04 Feb Kingdom Dreaming
Mark 1:16-20, 2:13-17
February 4, 2018
M. Michelle Fincher
Calvary Presbyterian Church
Over the past month we have looked at a few of the call stories in the Bible. One thing we’ve seen is that God’s call can come in a lot of different ways. In both the Old and New Testaments, the use of dreams to convey God’s call and God’s will is a fairly common occurrence. Mary, Joseph, and Elizabeth; Abraham, the “other” Joseph and Eli—their dreams were carriers of life changing messages from God. But, other calls came in different ways. Moses got a burning bush. David was picked from among his brothers and anointed. Peter got called from off his boat. Saul was struck blind. And Jonah ended up in the belly of a fish getting clarity about his call.
All this talk about call raises the question, what is our call? What is our call as individuals, what is our call as a church, and how do our calls fit with the call of the church universal and its role as bearers of the Kingdom of God in our neighborhood and in our world?

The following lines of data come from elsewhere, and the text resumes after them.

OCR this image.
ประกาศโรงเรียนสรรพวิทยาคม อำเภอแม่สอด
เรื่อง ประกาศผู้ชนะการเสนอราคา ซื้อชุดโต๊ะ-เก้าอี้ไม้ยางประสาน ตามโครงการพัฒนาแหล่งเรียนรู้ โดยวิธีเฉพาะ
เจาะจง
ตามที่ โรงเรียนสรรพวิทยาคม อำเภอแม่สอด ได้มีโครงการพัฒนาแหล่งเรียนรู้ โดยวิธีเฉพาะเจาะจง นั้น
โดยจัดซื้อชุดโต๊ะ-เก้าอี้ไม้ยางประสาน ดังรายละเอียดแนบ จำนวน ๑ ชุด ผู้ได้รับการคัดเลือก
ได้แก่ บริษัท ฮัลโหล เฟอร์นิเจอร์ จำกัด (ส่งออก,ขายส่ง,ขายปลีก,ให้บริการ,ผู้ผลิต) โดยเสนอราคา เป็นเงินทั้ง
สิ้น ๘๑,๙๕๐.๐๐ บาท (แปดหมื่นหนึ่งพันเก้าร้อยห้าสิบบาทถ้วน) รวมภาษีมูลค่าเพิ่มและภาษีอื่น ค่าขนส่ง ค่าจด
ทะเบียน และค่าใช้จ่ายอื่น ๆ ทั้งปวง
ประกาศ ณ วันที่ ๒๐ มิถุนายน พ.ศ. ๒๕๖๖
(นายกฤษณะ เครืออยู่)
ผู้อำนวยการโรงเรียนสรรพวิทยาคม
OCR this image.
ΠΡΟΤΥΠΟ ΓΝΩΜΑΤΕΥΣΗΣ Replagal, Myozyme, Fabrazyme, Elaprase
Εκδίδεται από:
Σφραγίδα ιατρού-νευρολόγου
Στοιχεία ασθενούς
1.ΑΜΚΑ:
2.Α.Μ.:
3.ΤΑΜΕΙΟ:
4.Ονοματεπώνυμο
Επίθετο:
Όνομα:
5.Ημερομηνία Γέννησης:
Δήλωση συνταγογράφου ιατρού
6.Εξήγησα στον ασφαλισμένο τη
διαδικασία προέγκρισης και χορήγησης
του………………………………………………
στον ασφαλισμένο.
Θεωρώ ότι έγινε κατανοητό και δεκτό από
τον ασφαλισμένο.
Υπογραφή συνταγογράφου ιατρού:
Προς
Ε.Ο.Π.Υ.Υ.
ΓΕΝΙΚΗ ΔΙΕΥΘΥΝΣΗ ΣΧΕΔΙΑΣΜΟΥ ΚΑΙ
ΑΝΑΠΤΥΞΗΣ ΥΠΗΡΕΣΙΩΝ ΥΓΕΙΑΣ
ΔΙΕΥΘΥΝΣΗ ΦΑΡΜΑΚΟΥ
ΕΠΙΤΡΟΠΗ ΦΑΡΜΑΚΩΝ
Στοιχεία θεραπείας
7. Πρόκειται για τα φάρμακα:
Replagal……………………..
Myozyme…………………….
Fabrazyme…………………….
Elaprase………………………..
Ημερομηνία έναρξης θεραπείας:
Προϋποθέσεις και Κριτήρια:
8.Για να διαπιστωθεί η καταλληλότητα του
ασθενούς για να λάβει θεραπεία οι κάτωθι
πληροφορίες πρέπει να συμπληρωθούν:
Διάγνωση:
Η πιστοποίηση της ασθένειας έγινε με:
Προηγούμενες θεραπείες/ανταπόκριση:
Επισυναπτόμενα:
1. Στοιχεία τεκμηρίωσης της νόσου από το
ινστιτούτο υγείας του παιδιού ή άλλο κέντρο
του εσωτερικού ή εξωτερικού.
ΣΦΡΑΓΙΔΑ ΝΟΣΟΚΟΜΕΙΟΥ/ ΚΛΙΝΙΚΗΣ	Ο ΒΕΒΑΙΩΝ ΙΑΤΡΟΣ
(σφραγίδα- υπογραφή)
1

Because make no mistake about it, we are all called. Our calls may or may not come to us as dramatically as Moses or Mary’s did to them, but we are no less called and God’s purposes for us are no less significant than theirs. We are all given a part in the eternal, redemptive purposes of God.
Today we’ll look at one final call story. The story of Jesus’ call of the first disciples is striking in a number of ways, not the least of which is simply how the extraordinary was embedded in the ordinary. No burning bush. No thunder and lightning. No voices in the middle of the night. Just some fishermen doing what fishermen do—catching fish, taking care of their equipment, running their business—and a tax collector doing what tax collectors do—receiving people’s tax payments, keeping track of accounts, and making sure Rome gets its money.
But then, those words—and that person: “Follow me, and I will make you fishers of men and women.” And with that, everything shifted.
In the case of these particular men, Jesus’ call required a change of vocation. But, for most of us, it isn’t that way. We still keep on being tradespeople, working for the government, running a business. We teach, we practice nursing, we are caregivers for the elderly. And we raise our children, pay our bills, tend to our homes and yards, and provide nourishment for body and soul for ourselves and for those in our daily care.
But Jesus’ invitation is no less relevant for us than it was for Peter, Andrew, James, John and Levi. “Follow me, and I will make you fishers of men and women.” In other words, come, be part of something bigger than your day-to-day survival, that will, in fact, permeate your day-to-day lives with new meaning. Be part of something that has eternal value and purpose in the here and now. Learn to see the holy in the mundane, to see holy ground in a patch of dry earth, to see beloved, redeemed, royal men and women in the faces of those most easily overlooked. Learn how love breaks the cycle of anger and violence. Learn the power of forgiveness. Come, be part of something that will not only change your life; it will change the world.”
When we grasp the call of God, it still changes everything, even though we may very well get up tomorrow morning, eat the same thing for breakfast we always eat, join the throngs of commuters like we do every day, work the same job with the same people, make sure there is food to eat and clean clothes for everyone in the house to wear, same as every other day. But, hearing and responding to the call of Jesus means that we are not the same. Our attitudes are different. Our actions are different. Our priorities are different. Our values are different. Even our perception of reality is different.
As disciples, Jesus teaches us and shapes us for Kingdom life which is very different from the way of the culture. We are not all about ourselves anymore. We do not use or manipulate others in order to get ahead ourselves. We don’t spend all our time or money or energy on our own pursuits. We do the hard work of forgiveness if for no other reason than we ourselves know what it is to be forgiven by God. We deal with habits that keep us from living into the freedom God wants for us: habits of worry or complaint, perfectionism or arrogance, being judgmental or self-diminishing. We deal with our idolatries and instead, long for the fruit of the Spirit to be manifest in our lives. We see value in people that others cast aside, and perhaps most importantly, we think very differently about suffering, evil and death. In the Kingdom, hope and life always have the last word.
In Sermon Talk Back last week, Angus shared that the residents of the retirement community where he and Sharon have moved, don’t understand why they drive 45 minutes to go to church. “They don’t get it,” is what Angus said—and you know, when we are hear the call to follow Christ, there will be a lot of things we do and say, don’t do and don’t say that other people really won’t “get.” Belonging to Christ changes our identity. And having a new identity changes our longings and our dreams.
I want us to reflect and dream together this morning about our identity in Christ, about who God has called and is calling us to be and finally, what it might look like to answer God’s call to be fishers of women and men. To focus our conversation, I have three questions to ask you:
- Why are you here? You could do a hundred different things on a Sunday morning besides be here, so why are you here? Or, what is different in your life because of being part of Calvary?
- Since Jesus is calling us to be fishers of people, what kind of people do we need to be in order to answer that call?
- What are your dreams for our church/for our impact on our community?